[发明专利]一种荧光微球与抗体的偶联方法

说明书

本发明实施例公开了一种荧光微球与抗体的偶联方法，包括如下步骤：(a)将荧光微球进行活化处理、重悬，得到微球悬浮液；(b)将抗体溶液添加至微球悬浮液中进行反应、超声处理、继续反应；(c)待反应结束后，向反应液中添加封闭液进行封闭、离心，收集沉淀物；(d)将沉淀物置于甘氨酸溶液中、超声分散，即得荧光微球与抗体偶联的复合物；本发明上述偶联方法，通过对荧光微球进行活化处理，以及通过超声处理保障各反应物的充分接触，能够显著提高荧光微球与抗体的偶联效率以及偶联强度，使得微球表面与抗体蛋白的结合位点充分结合，能够有效提高制备复合物的稳定性，并避免凝集现象的发生；此外，还能够提高荧光检测的灵敏度。

技术领域

本发明实施例涉及生物分析技术领域，具体涉及一种荧光微球与抗体的偶联方法。

背景技术

对某些抗原或特异性蛋白进行检测时,通常会应用到免疫标记技术。免疫标记技术是将既容易测定又具有高敏感性的物质标记到特异性抗原或者抗体蛋白上,通过这些标记物的增强放大作用来显示反应体系中抗原或抗体的性质和含量的技术。
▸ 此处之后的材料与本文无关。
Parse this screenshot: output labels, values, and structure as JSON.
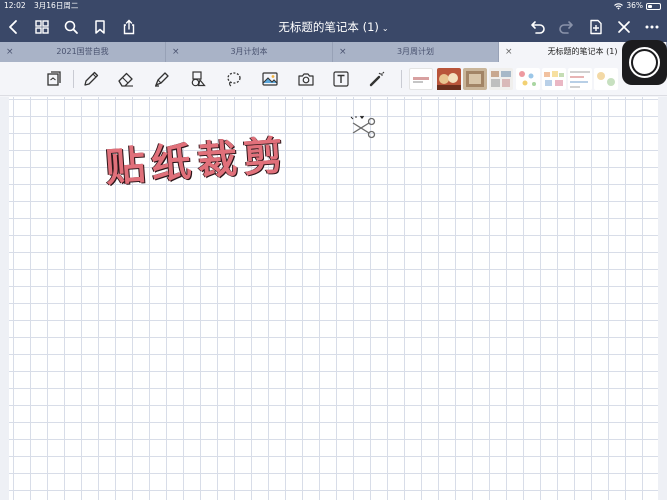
{
  "status_bar": {
    "time": "12:02",
    "date": "3月16日周二",
    "battery_percent": "36%",
    "battery_level": 0.36
  },
  "title_bar": {
    "title": "无标题的笔记本 (1)",
    "chevron": "⌄"
  },
  "tabs": [
    {
      "label": "2021国誉自我",
      "close": "×",
      "active": false
    },
    {
      "label": "3月计划本",
      "close": "×",
      "active": false
    },
    {
      "label": "3月周计划",
      "close": "×",
      "active": false
    },
    {
      "label": "无标题的笔记本 (1)",
      "close": "×",
      "active": true
    }
  ],
  "canvas": {
    "handwriting": "贴纸裁剪"
  },
  "colors": {
    "header_bg": "#3a4868",
    "tab_bar_bg": "#a9b3c7",
    "handwriting": "#e0707a"
  },
  "icons": {
    "back": "chevron-left-icon",
    "grid": "grid-icon",
    "search": "search-icon",
    "bookmark": "bookmark-icon",
    "share": "share-icon",
    "undo": "undo-icon",
    "redo": "redo-icon",
    "add_page": "add-page-icon",
    "close": "close-icon",
    "more": "more-icon"
  }
}
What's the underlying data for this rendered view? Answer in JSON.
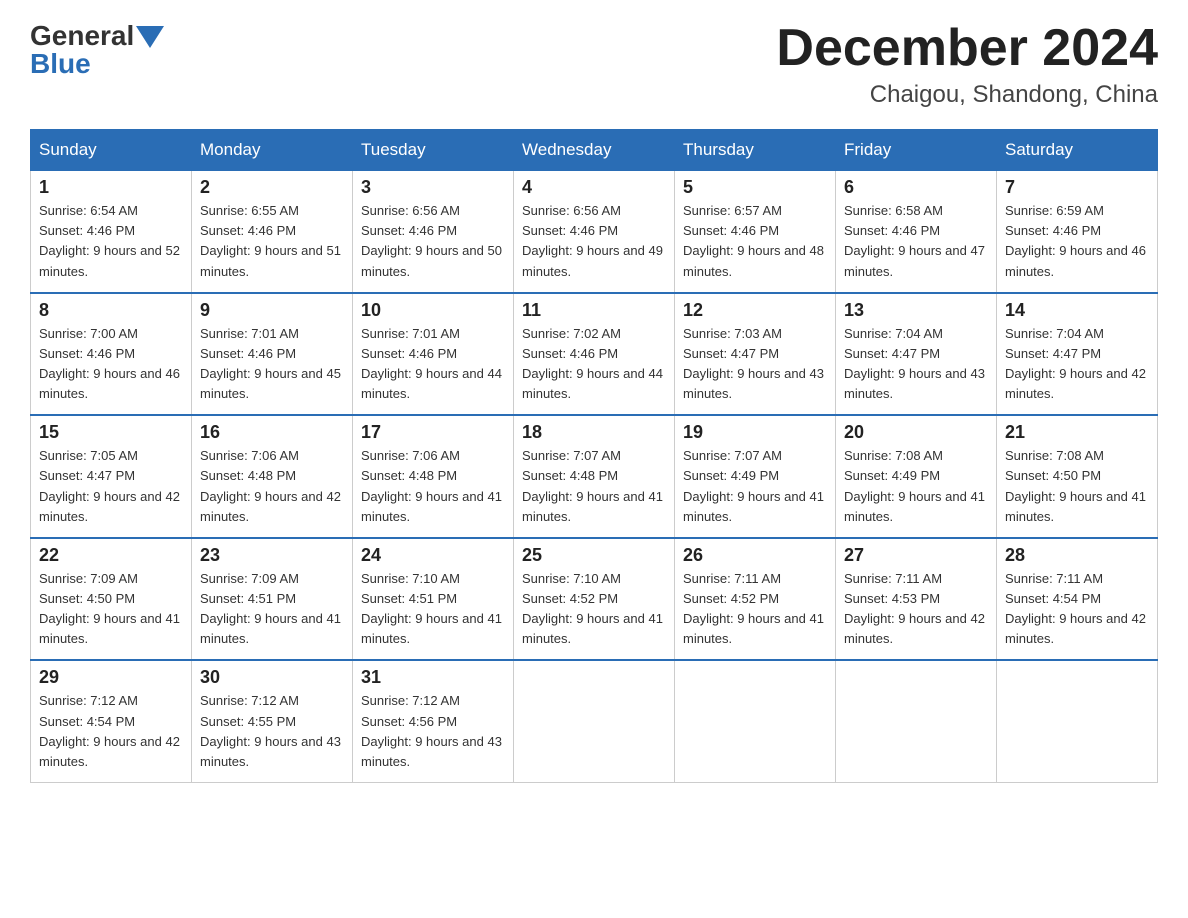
{
  "header": {
    "logo_general": "General",
    "logo_blue": "Blue",
    "month_title": "December 2024",
    "location": "Chaigou, Shandong, China"
  },
  "days_of_week": [
    "Sunday",
    "Monday",
    "Tuesday",
    "Wednesday",
    "Thursday",
    "Friday",
    "Saturday"
  ],
  "weeks": [
    [
      {
        "day": "1",
        "sunrise": "6:54 AM",
        "sunset": "4:46 PM",
        "daylight": "9 hours and 52 minutes."
      },
      {
        "day": "2",
        "sunrise": "6:55 AM",
        "sunset": "4:46 PM",
        "daylight": "9 hours and 51 minutes."
      },
      {
        "day": "3",
        "sunrise": "6:56 AM",
        "sunset": "4:46 PM",
        "daylight": "9 hours and 50 minutes."
      },
      {
        "day": "4",
        "sunrise": "6:56 AM",
        "sunset": "4:46 PM",
        "daylight": "9 hours and 49 minutes."
      },
      {
        "day": "5",
        "sunrise": "6:57 AM",
        "sunset": "4:46 PM",
        "daylight": "9 hours and 48 minutes."
      },
      {
        "day": "6",
        "sunrise": "6:58 AM",
        "sunset": "4:46 PM",
        "daylight": "9 hours and 47 minutes."
      },
      {
        "day": "7",
        "sunrise": "6:59 AM",
        "sunset": "4:46 PM",
        "daylight": "9 hours and 46 minutes."
      }
    ],
    [
      {
        "day": "8",
        "sunrise": "7:00 AM",
        "sunset": "4:46 PM",
        "daylight": "9 hours and 46 minutes."
      },
      {
        "day": "9",
        "sunrise": "7:01 AM",
        "sunset": "4:46 PM",
        "daylight": "9 hours and 45 minutes."
      },
      {
        "day": "10",
        "sunrise": "7:01 AM",
        "sunset": "4:46 PM",
        "daylight": "9 hours and 44 minutes."
      },
      {
        "day": "11",
        "sunrise": "7:02 AM",
        "sunset": "4:46 PM",
        "daylight": "9 hours and 44 minutes."
      },
      {
        "day": "12",
        "sunrise": "7:03 AM",
        "sunset": "4:47 PM",
        "daylight": "9 hours and 43 minutes."
      },
      {
        "day": "13",
        "sunrise": "7:04 AM",
        "sunset": "4:47 PM",
        "daylight": "9 hours and 43 minutes."
      },
      {
        "day": "14",
        "sunrise": "7:04 AM",
        "sunset": "4:47 PM",
        "daylight": "9 hours and 42 minutes."
      }
    ],
    [
      {
        "day": "15",
        "sunrise": "7:05 AM",
        "sunset": "4:47 PM",
        "daylight": "9 hours and 42 minutes."
      },
      {
        "day": "16",
        "sunrise": "7:06 AM",
        "sunset": "4:48 PM",
        "daylight": "9 hours and 42 minutes."
      },
      {
        "day": "17",
        "sunrise": "7:06 AM",
        "sunset": "4:48 PM",
        "daylight": "9 hours and 41 minutes."
      },
      {
        "day": "18",
        "sunrise": "7:07 AM",
        "sunset": "4:48 PM",
        "daylight": "9 hours and 41 minutes."
      },
      {
        "day": "19",
        "sunrise": "7:07 AM",
        "sunset": "4:49 PM",
        "daylight": "9 hours and 41 minutes."
      },
      {
        "day": "20",
        "sunrise": "7:08 AM",
        "sunset": "4:49 PM",
        "daylight": "9 hours and 41 minutes."
      },
      {
        "day": "21",
        "sunrise": "7:08 AM",
        "sunset": "4:50 PM",
        "daylight": "9 hours and 41 minutes."
      }
    ],
    [
      {
        "day": "22",
        "sunrise": "7:09 AM",
        "sunset": "4:50 PM",
        "daylight": "9 hours and 41 minutes."
      },
      {
        "day": "23",
        "sunrise": "7:09 AM",
        "sunset": "4:51 PM",
        "daylight": "9 hours and 41 minutes."
      },
      {
        "day": "24",
        "sunrise": "7:10 AM",
        "sunset": "4:51 PM",
        "daylight": "9 hours and 41 minutes."
      },
      {
        "day": "25",
        "sunrise": "7:10 AM",
        "sunset": "4:52 PM",
        "daylight": "9 hours and 41 minutes."
      },
      {
        "day": "26",
        "sunrise": "7:11 AM",
        "sunset": "4:52 PM",
        "daylight": "9 hours and 41 minutes."
      },
      {
        "day": "27",
        "sunrise": "7:11 AM",
        "sunset": "4:53 PM",
        "daylight": "9 hours and 42 minutes."
      },
      {
        "day": "28",
        "sunrise": "7:11 AM",
        "sunset": "4:54 PM",
        "daylight": "9 hours and 42 minutes."
      }
    ],
    [
      {
        "day": "29",
        "sunrise": "7:12 AM",
        "sunset": "4:54 PM",
        "daylight": "9 hours and 42 minutes."
      },
      {
        "day": "30",
        "sunrise": "7:12 AM",
        "sunset": "4:55 PM",
        "daylight": "9 hours and 43 minutes."
      },
      {
        "day": "31",
        "sunrise": "7:12 AM",
        "sunset": "4:56 PM",
        "daylight": "9 hours and 43 minutes."
      },
      null,
      null,
      null,
      null
    ]
  ]
}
目前常用的标记物包括胶体金、乳胶、荧光素、荧光微球、酶和放射性核素等。然而，现有的荧光微球标记抗体过程中，由于标记方法不合适，导致荧光微球与抗体偶联效率和偶联强度较低，从而导致荧光强度交底的问题。

发明内容

为此，本发明实施例提供一种荧光微球与抗体的偶联方法，以解决现有技术中由于标记方法不合适，导致荧光微球与抗体偶联效率和偶联强度较低的问题。

为了实现上述目的，本发明实施例提供如下技术方案：

根据本发明实施例的第一方面提供一种荧光微球与抗体的偶联方法，所述偶联方法包括如下步骤：

(a)将荧光微球进行活化处理、重悬，得到微球悬浮液；

(b)将抗体溶液添加至微球悬浮液中进行反应、超声处理、继续反应；

(c)待反应结束后，向反应液中添加封闭液进行封闭、离心，收集沉淀物；

(d)将沉淀物置于甘氨酸溶液中、超声分散，即得荧光微球与抗体偶联的复合物。

本发明上述偶联方法，通过对荧光微球进行活化处理，以及通过超声处理保障各反应物的充分接触，能够显著提高荧光微球与抗体的偶联效率以及偶联强度，使得微球表面与抗体蛋白的结合位点充分结合，能够有效提高制备复合物的稳定性，并避免凝集现象的发生；此外，还能够提高荧光检测的灵敏度。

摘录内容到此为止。